Sementara itu, mata Ayu terpusat pada kalung yang dikenakan Senja. Ia mendekati putrinya yang sedang asiknya mencoba baju pemberian Bapak-Bapak yang ditemuinya di sekolah. Ayu mengamati kalung itu dengan seksama.

“Boleh Ibu pinjam kalungnya sebentar?” Pinta Ayu pada Senja yang tak mempedulikan Ibunya.

“O iya Bu, kata Bapak-Bapak tadi, kalung itu untuk Ibu.” Ujar Senja sambil melepaskan kalungnya dan menyerahkannya pada Ayu.

Ketika menerima kalung itu, tangan Ayu gemetar. Badannya lemas, dingin merasuk menembus pori-pori tubuhnya. Matanya berkaca-kaca, tak sanggup menahan beban air mata yang sudah memenuhi kantung matanya. Namun melihat Senja yang dengan tertawa riang di hadapannya, ia mencoba menahan tangisnya. Sesak. Emosinya tertahan tanpa mampu terlampiaskan.

*

Lagi. Di bawah jendela, setelah maghrib saat sinar senja masih tersirat bagai berkas emas di langit, Senja terduduk. Menunggu seseorang. Seseorang yang tak pernah menggendongnya ketika pertama kali ia melihat dunia. Seseorang yang tak pernah menuntun tangannya ketika belajar berjalan. Seseorang yang sampai kapanpun akan selalu di rindukannya meski tak sekalipun ia tahu rupanya.

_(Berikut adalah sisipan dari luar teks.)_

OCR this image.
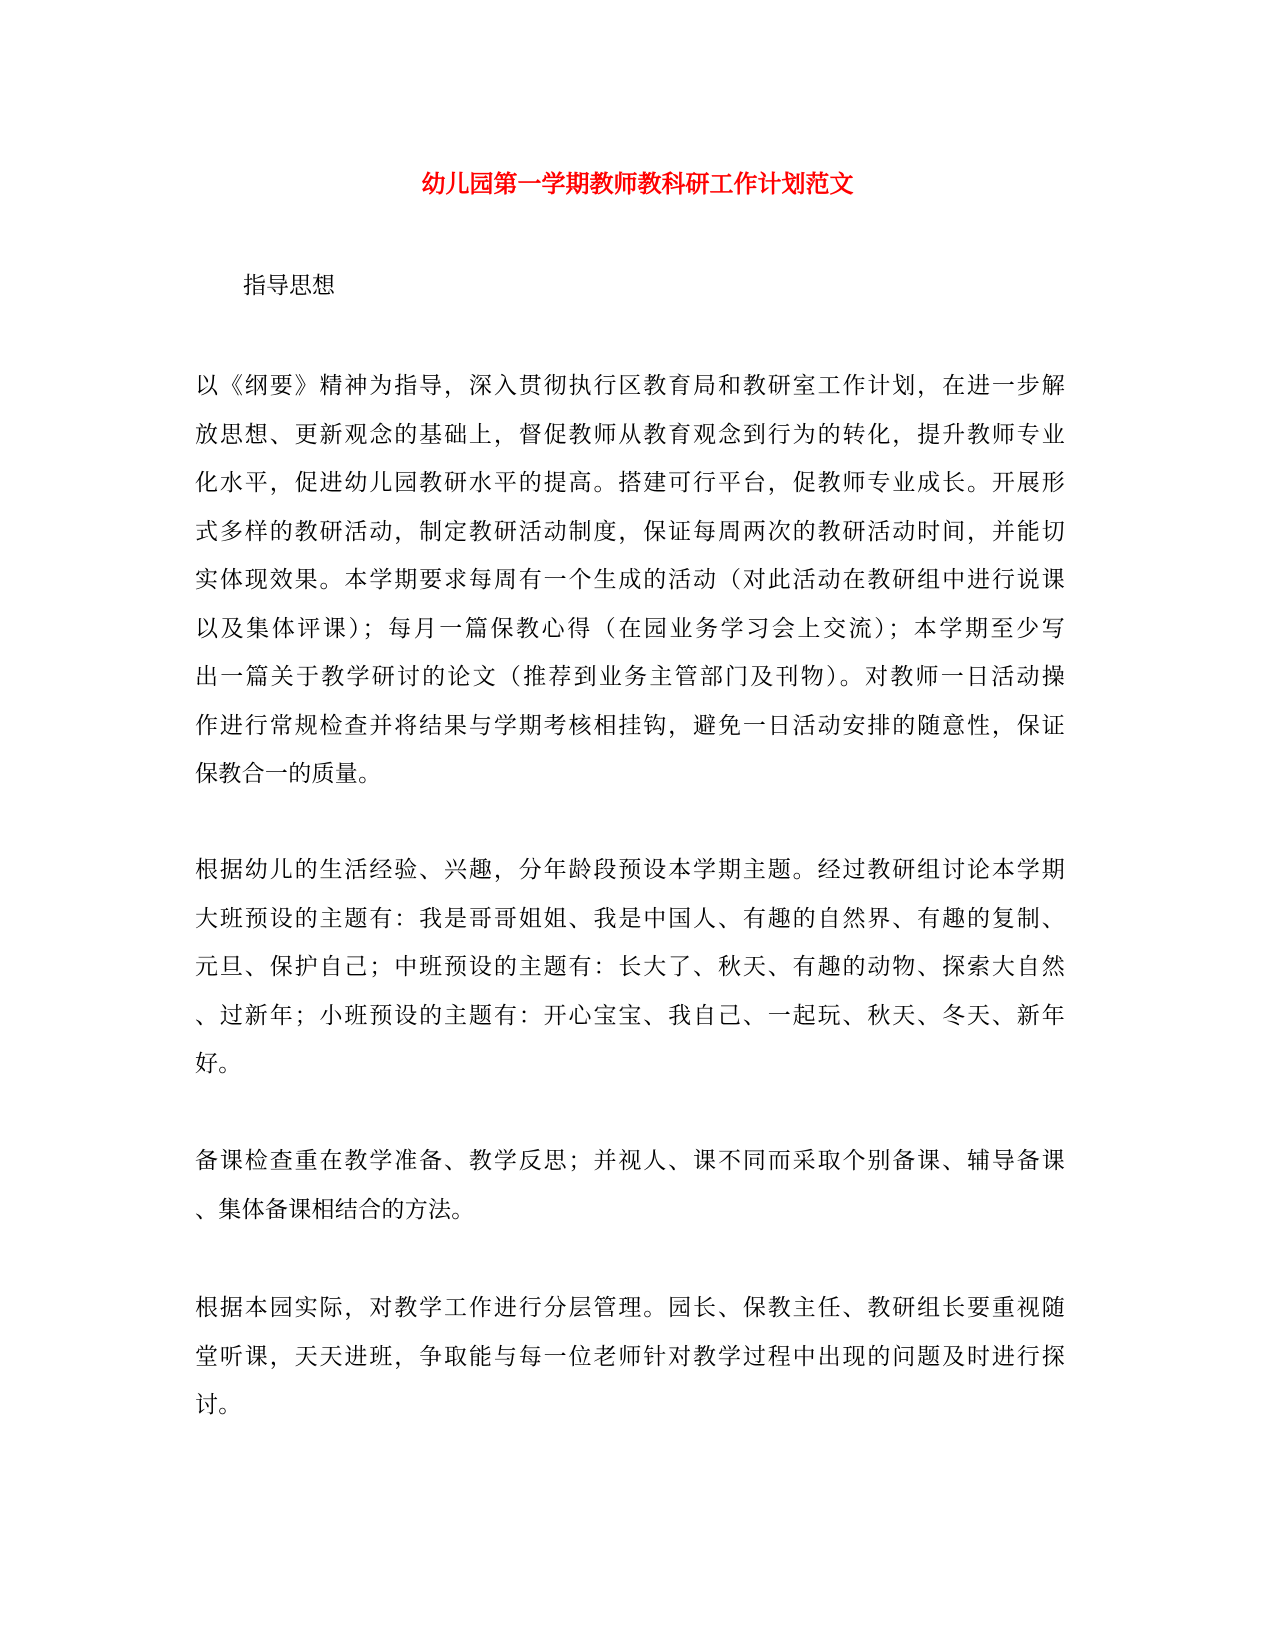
幼儿园第一学期教师教科研工作计划范文

指导思想

以《纲要》精神为指导，深入贯彻执行区教育局和教研室工作计划，在进一步解
放思想、更新观念的基础上，督促教师从教育观念到行为的转化，提升教师专业
化水平，促进幼儿园教研水平的提高。搭建可行平台，促教师专业成长。开展形
式多样的教研活动，制定教研活动制度，保证每周两次的教研活动时间，并能切
实体现效果。本学期要求每周有一个生成的活动（对此活动在教研组中进行说课
以及集体评课）；每月一篇保教心得（在园业务学习会上交流）；本学期至少写
出一篇关于教学研讨的论文（推荐到业务主管部门及刊物）。对教师一日活动操
作进行常规检查并将结果与学期考核相挂钩，避免一日活动安排的随意性，保证
保教合一的质量。
根据幼儿的生活经验、兴趣，分年龄段预设本学期主题。经过教研组讨论本学期
大班预设的主题有：我是哥哥姐姐、我是中国人、有趣的自然界、有趣的复制、
元旦、保护自己；中班预设的主题有：长大了、秋天、有趣的动物、探索大自然
、过新年；小班预设的主题有：开心宝宝、我自己、一起玩、秋天、冬天、新年
好。
备课检查重在教学准备、教学反思；并视人、课不同而采取个别备课、辅导备课
、集体备课相结合的方法。
根据本园实际，对教学工作进行分层管理。园长、保教主任、教研组长要重视随
堂听课，天天进班，争取能与每一位老师针对教学过程中出现的问题及时进行探
讨。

Pekat mulai menyelimuti desa. Tak ada rembulan. Tentu saja, hari itu sudah masuk bulan mati. Senja bangkit dari duduknya. Melangkahkan kaki kecilnya keluar rumah. Ia ingin menghampiri Ibunya yang sedang duduk di teras. Menikmati gulita yang terkadang menenteramkan jiwa mereka.

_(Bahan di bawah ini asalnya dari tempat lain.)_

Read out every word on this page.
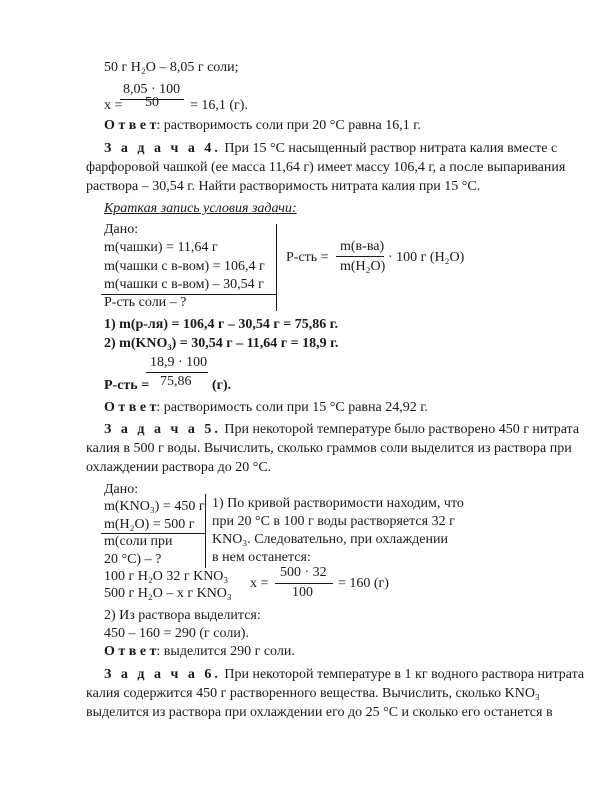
50 г H₂O – 8,05 г соли;
8,05 · 100
x = 50 = 16,1 (г).
О т в е т: растворимость соли при 20 °С равна 16,1 г.
З а д а ч а 4. При 15 °С насыщенный раствор нитрата калия вместе с
фарфоровой чашкой (ее масса 11,64 г) имеет массу 106,4 г, а после выпаривания
раствора – 30,54 г. Найти растворимость нитрата калия при 15 °С.
Краткая запись условия задачи:
Дано:
m(чашки) = 11,64 г
m(чашки с в-вом) = 106,4 г
m(чашки с в-вом) – 30,54 г
Р-сть соли – ?
Р-сть =
m(в-ва)
m(H₂O)
· 100 г (H₂O)
1) m(р-ля) = 106,4 г – 30,54 г = 75,86 г.
2) m(KNO₃) = 30,54 г – 11,64 г = 18,9 г.
18,9 · 100
Р-сть = 75,86 (г).
О т в е т: растворимость соли при 15 °С равна 24,92 г.
З а д а ч а 5. При некоторой температуре было растворено 450 г нитрата
калия в 500 г воды. Вычислить, сколько граммов соли выделится из раствора при
охлаждении раствора до 20 °С.
Дано:
m(KNO₃) = 450 г
m(H₂O) = 500 г
m(соли при
20 °С) – ?
1) По кривой растворимости находим, что
при 20 °С в 100 г воды растворяется 32 г
KNO₃. Следовательно, при охлаждении
в нем останется:
100 г H₂O 32 г KNO₃
500 г H₂O – x г KNO₃
x =
500 · 32
100
= 160 (г)
2) Из раствора выделится:
450 – 160 = 290 (г соли).
О т в е т: выделится 290 г соли.
З а д а ч а 6. При некоторой температуре в 1 кг водного раствора нитрата
калия содержится 450 г растворенного вещества. Вычислить, сколько KNO₃
выделится из раствора при охлаждении его до 25 °С и сколько его останется в
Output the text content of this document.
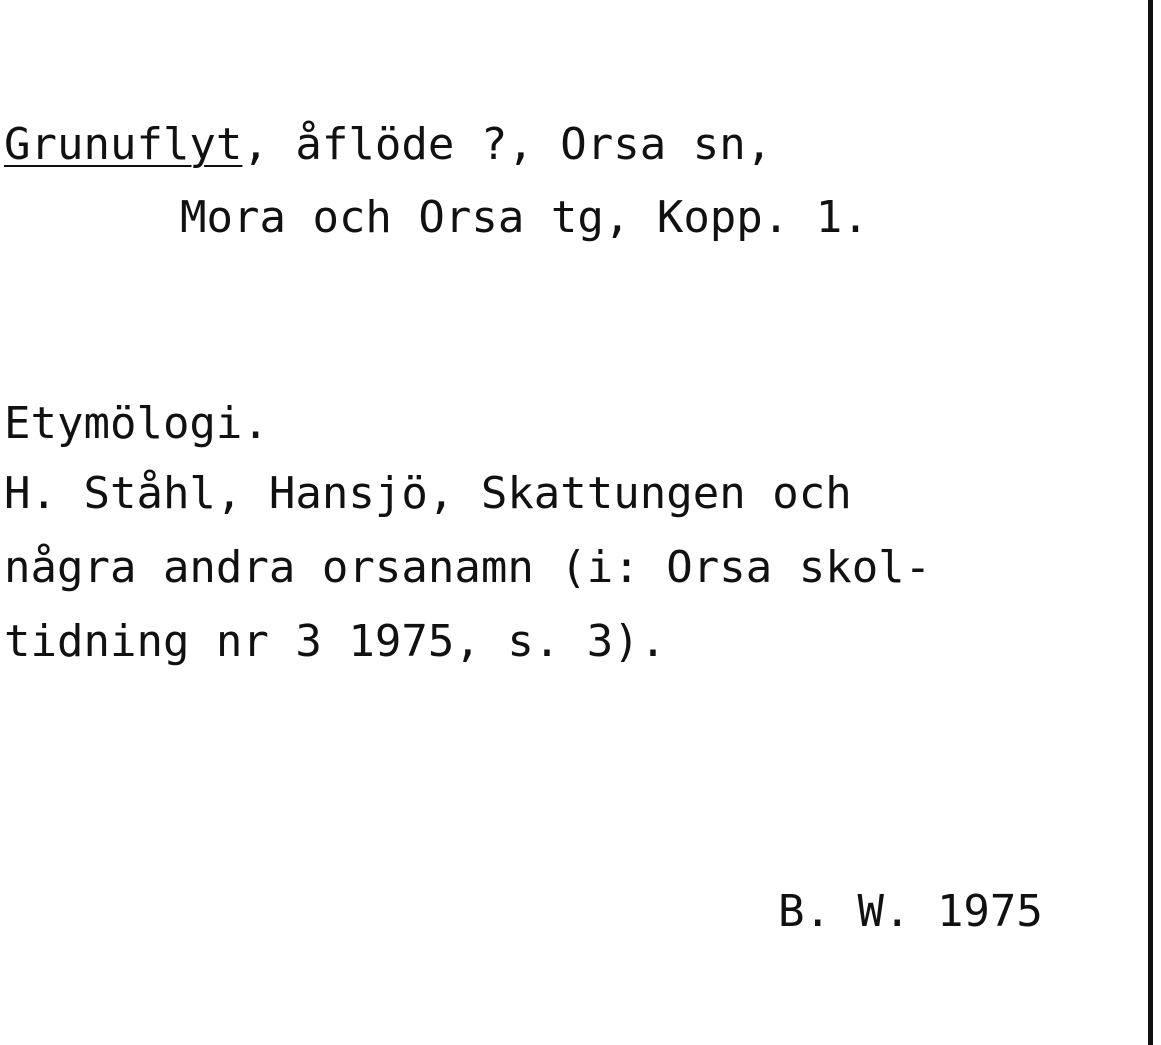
Grunuflyt, åflöde ?, Orsa sn,
Mora och Orsa tg, Kopp. 1.
Etymölogi.
H. Ståhl, Hansjö, Skattungen och
några andra orsanamn (i: Orsa skol-
tidning nr 3 1975, s. 3).
B. W. 1975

“Ibu…” Sapa Senja yang langsung disambut seulas senyum Ibunya.

Kedua Ibu anak itu duduk bersandingan. Berbicara, tertawa, tak mempedulikan kegundahan yang menggelayuti pikiran masing-masing. Bagi Ayu, jika memang suaminya tak akan pernah kembali, ia pasrah. Ia akan tetap mencintainya seumur hidupnya. Ia bersyukur bahwa Fajar telah menghadirkan Senja dalam hidupnya. Hingga ketika ia kehilangan sinar di pagi hari, masih ada keindahan sore yang menyambutnya. Keindahan "senja" di langit biru.

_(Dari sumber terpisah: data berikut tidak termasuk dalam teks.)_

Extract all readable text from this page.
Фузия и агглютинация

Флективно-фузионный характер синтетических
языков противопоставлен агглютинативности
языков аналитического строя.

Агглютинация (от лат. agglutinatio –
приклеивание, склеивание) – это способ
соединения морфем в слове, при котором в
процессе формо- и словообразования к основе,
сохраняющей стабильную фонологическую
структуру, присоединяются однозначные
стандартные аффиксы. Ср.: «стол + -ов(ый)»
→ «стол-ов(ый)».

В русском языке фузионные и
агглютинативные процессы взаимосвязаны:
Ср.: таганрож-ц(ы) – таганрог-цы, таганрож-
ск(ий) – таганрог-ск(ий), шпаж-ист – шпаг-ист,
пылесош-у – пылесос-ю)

Tak jauh dari tempat mereka bercengkerama, sosok tegap mengintai dari balik pohon. Wajahnya nampak lebih kurus dibandingkan sepuluh tahun lalu. Lelaki itu berjalan perlahan, tetapi baru beberapa langkah ia mengurungkan niatnya. Ia berbalik, terus berjalan menjauh dari apa yang sejak tadi di amatinya. Lalu tenggelam di antara kegelapan.